Nachhaltigkeit bei der Entsorgung
Die Stadt Düsseldorf legt großen Wert auf eine umweltfreundliche Verwertung der Weihnachtsbäume. Durch das Verbrennen in der modernen Müllverbrennungsanlage werden aus den alten Bäumen Fernwärme und Strom gewonnen. Laut Umweltamt werden durch die zentrale Sammlung und Verwertung jährlich etwa 30 Tonnen CO₂ eingespart im Vergleich zu einer unkoordinierten Entsorgung.
«Ein durchschnittlicher Weihnachtsbaum bindet während seiner Wachstumszeit etwa 18 Kilogramm CO₂», erklärt Umweltexperte Dr. Thomas Berg vom Umweltamt Düsseldorf. «Durch die energetische Nutzung nach den Festtagen schließen wir diesen Kreislauf sinnvoll.»
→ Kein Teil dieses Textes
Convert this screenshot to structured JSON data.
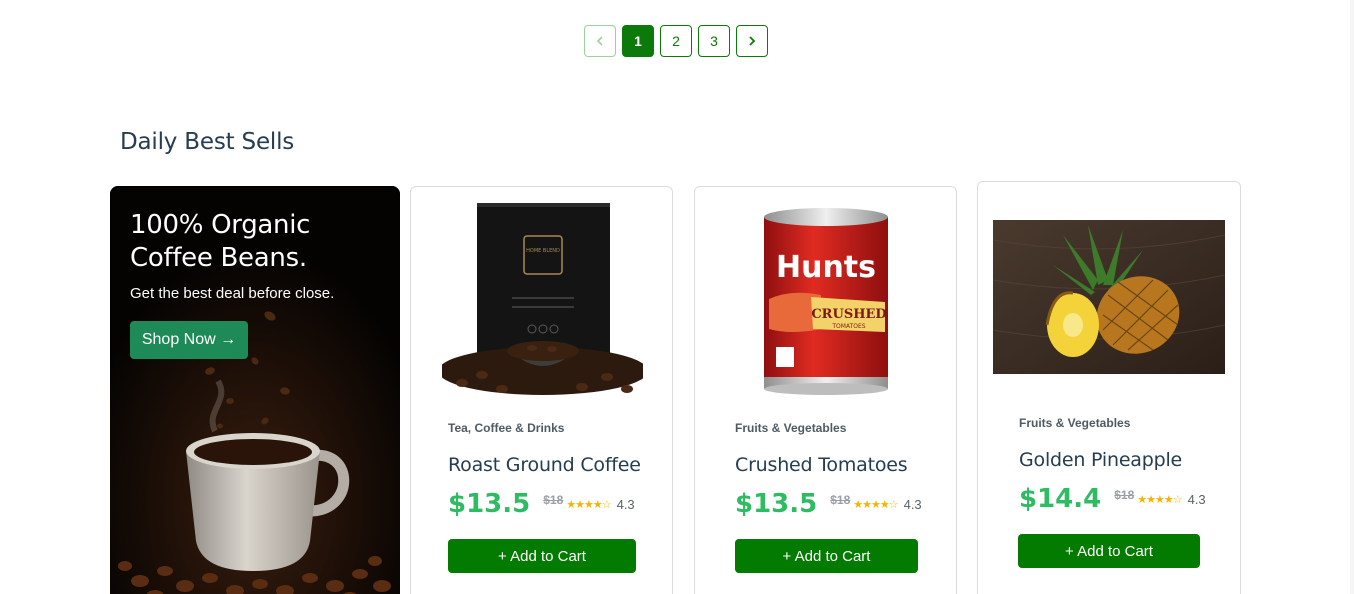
{
  "pagination": {
    "prev_icon": "chevron-left-icon",
    "next_icon": "chevron-right-icon",
    "pages": [
      "1",
      "2",
      "3"
    ],
    "active_page": 1
  },
  "section": {
    "title": "Daily Best Sells"
  },
  "promo": {
    "title": "100% Organic Coffee Beans.",
    "subtitle": "Get the best deal before close.",
    "button_label": "Shop Now →"
  },
  "products": [
    {
      "category": "Tea, Coffee & Drinks",
      "name": "Roast Ground Coffee",
      "price": "$13.5",
      "old_price": "$18",
      "stars": "★★★★☆",
      "rating": "4.3",
      "rating_value": 4.3,
      "cart_label": "+ Add to Cart"
    },
    {
      "category": "Fruits & Vegetables",
      "name": "Crushed Tomatoes",
      "price": "$13.5",
      "old_price": "$18",
      "stars": "★★★★☆",
      "rating": "4.3",
      "rating_value": 4.3,
      "cart_label": "+ Add to Cart"
    },
    {
      "category": "Fruits & Vegetables",
      "name": "Golden Pineapple",
      "price": "$14.4",
      "old_price": "$18",
      "stars": "★★★★☆",
      "rating": "4.3",
      "rating_value": 4.3,
      "cart_label": "+ Add to Cart"
    }
  ],
  "coffee_can": {
    "brand": "HOME BLEND"
  },
  "tomato_can": {
    "brand": "Hunts",
    "label": "CRUSHED",
    "sub_label": "TOMATOES"
  },
  "colors": {
    "accent": "#0b7a0b",
    "price": "#2ebc62",
    "promo_button": "#1e8a57",
    "cart_button": "#037a00"
  }
}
Tipps für Nachhaltigkeit rund um den Weihnachtsbaum
Immer mehr Düsseldorfer denken auch über nachhaltigere Alternativen nach:
- Bäume mit Wurzelballen: Diese können nach Weihnachten im Garten eingepflanzt werden.
- Mietbäume: Einige Anbieter in der Region bieten Weihnachtsbäume im Topf zur Miete an.
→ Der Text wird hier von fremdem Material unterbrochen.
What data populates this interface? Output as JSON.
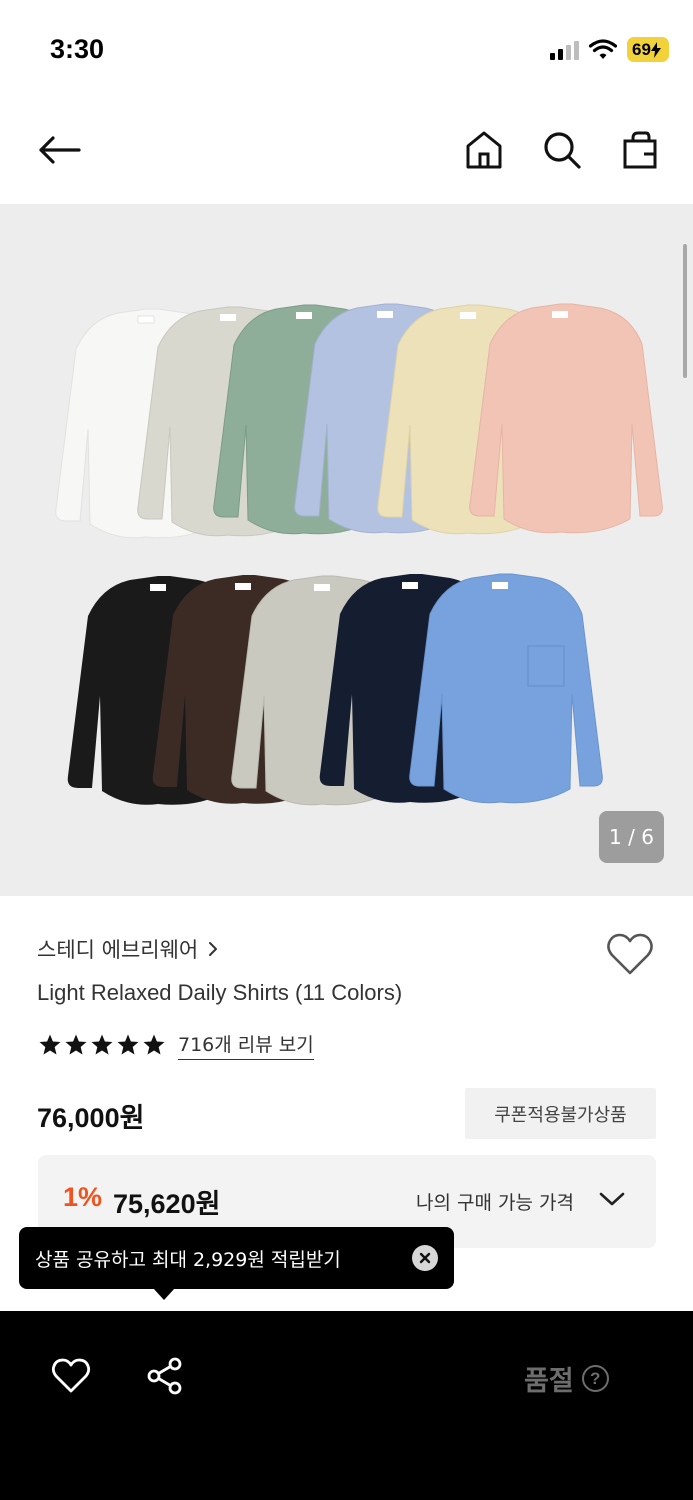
{
  "status_bar": {
    "time": "3:30",
    "battery": "69"
  },
  "gallery": {
    "page_indicator": "1 / 6"
  },
  "product": {
    "brand": "스테디 에브리웨어",
    "name": "Light Relaxed Daily Shirts (11 Colors)",
    "rating_stars": 5,
    "review_link": "716개 리뷰 보기",
    "price": "76,000원",
    "coupon_badge": "쿠폰적용불가상품"
  },
  "my_price": {
    "discount": "1%",
    "price": "75,620원",
    "label": "나의 구매 가능 가격"
  },
  "tooltip": {
    "text": "상품 공유하고 최대 2,929원 적립받기"
  },
  "bottom_bar": {
    "soldout_label": "품절",
    "help_glyph": "?"
  },
  "colors": {
    "accent_discount": "#f2521d",
    "battery": "#f2d23a",
    "shirts_top_row": [
      "#f7f7f5",
      "#d9d8cf",
      "#8fae9a",
      "#b4c2e2",
      "#ece1b8",
      "#f2c4b5"
    ],
    "shirts_bottom_row": [
      "#1a1a1a",
      "#3b2b24",
      "#c9c9bf",
      "#151d31",
      "#78a2dd"
    ]
  }
}
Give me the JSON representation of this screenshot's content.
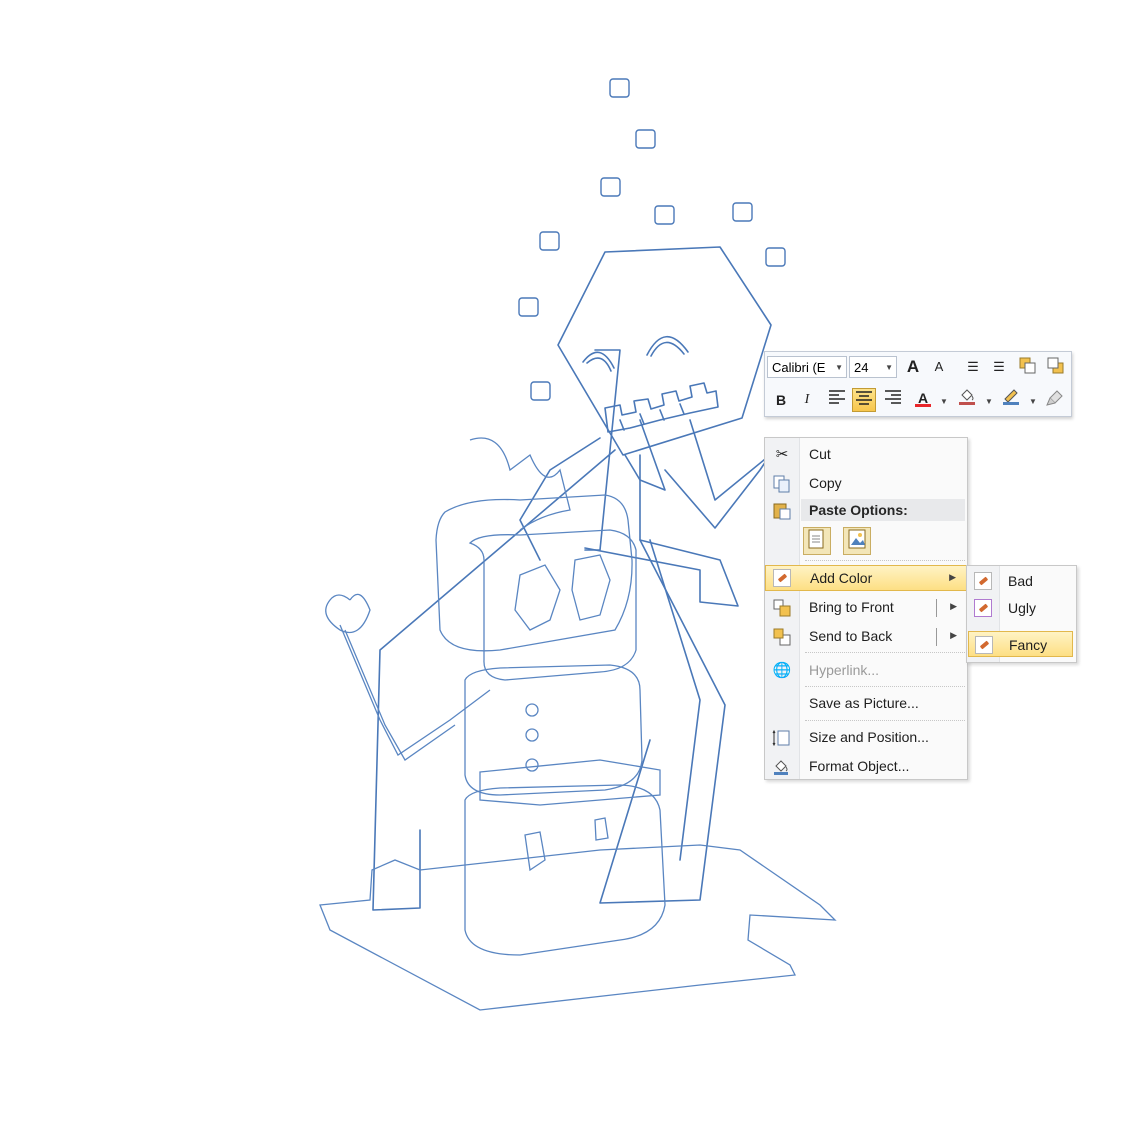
{
  "minibar": {
    "font_name": "Calibri (E",
    "font_size": "24",
    "buttons_row1": [
      "grow-font",
      "shrink-font",
      "decrease-indent",
      "increase-indent",
      "bring-forward",
      "send-backward"
    ],
    "buttons_row2": [
      "bold",
      "italic",
      "align-left",
      "align-center",
      "align-right",
      "font-color",
      "fill-color",
      "outline-color",
      "format-painter"
    ],
    "bold_glyph": "B",
    "italic_glyph": "I",
    "font_color_glyph": "A",
    "grow_glyph": "A",
    "shrink_glyph": "A",
    "active_button": "align-center",
    "colors": {
      "font": "#e8262a",
      "fill": "#c0504d",
      "outline": "#4f81bd"
    }
  },
  "context_menu": {
    "cut": "Cut",
    "copy": "Copy",
    "paste_options": "Paste Options:",
    "add_color": "Add Color",
    "bring_to_front": "Bring to Front",
    "send_to_back": "Send to Back",
    "hyperlink": "Hyperlink...",
    "save_as_picture": "Save as Picture...",
    "size_and_position": "Size and Position...",
    "format_object": "Format Object..."
  },
  "submenu": {
    "items": [
      "Bad",
      "Ugly",
      "Fancy"
    ],
    "highlighted": "Fancy"
  },
  "colors": {
    "sketch_stroke": "#4a78b8",
    "highlight": "#fddf84",
    "highlight_border": "#e2b84c"
  }
}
- Lokaler Kauf: Bäume aus regionalen Forstbetrieben haben kürzere Transportwege.
«Die Nachfrage nach Mietbäumen hat sich in den letzten Jahren verdoppelt», berichtet Försterin Sabine Krämer vom Stadtwald Düsseldorf. «Viele Familien schätzen die Idee, dass ihr Baum weiterleben kann.»
Für Fragen zur Weihnachtsbaumabholung steht das Bürgertelefon der Awista unter 0211-8290 zur Verfügung. Aktuelle Informationen finden Bürgerinnen und Bürger auch auf der Website der Stadt Düsseldorf oder in der Düsseldorf-App.
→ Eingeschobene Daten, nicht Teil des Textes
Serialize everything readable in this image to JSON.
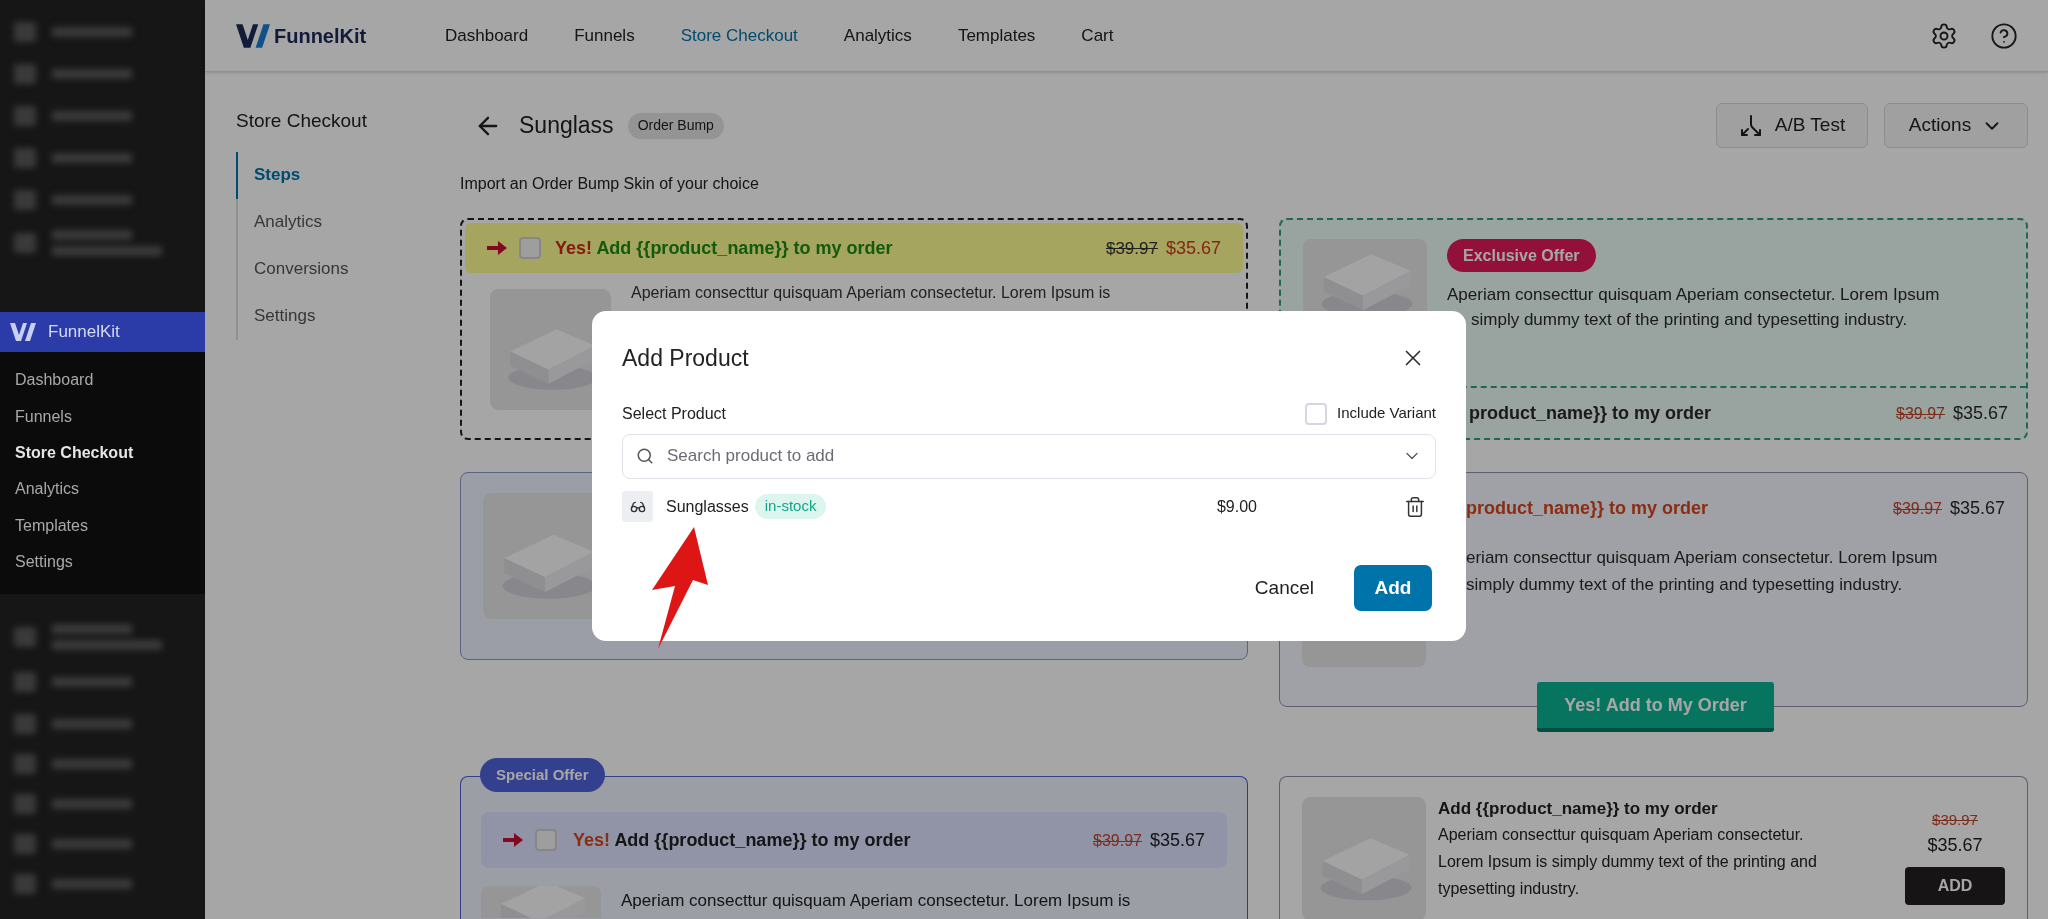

Die frühzeitige Planung der Abholtermine ermöglicht es der Stadt, den Service effizient zu gestalten und den Bürgern Planungssicherheit zu geben. Durch die Beachtung der Abholtage und die korrekte Vorbereitung der Bäume tragen alle Düsseldorfer zu einer reibungslosen und umweltfreundlichen Entsorgung bei.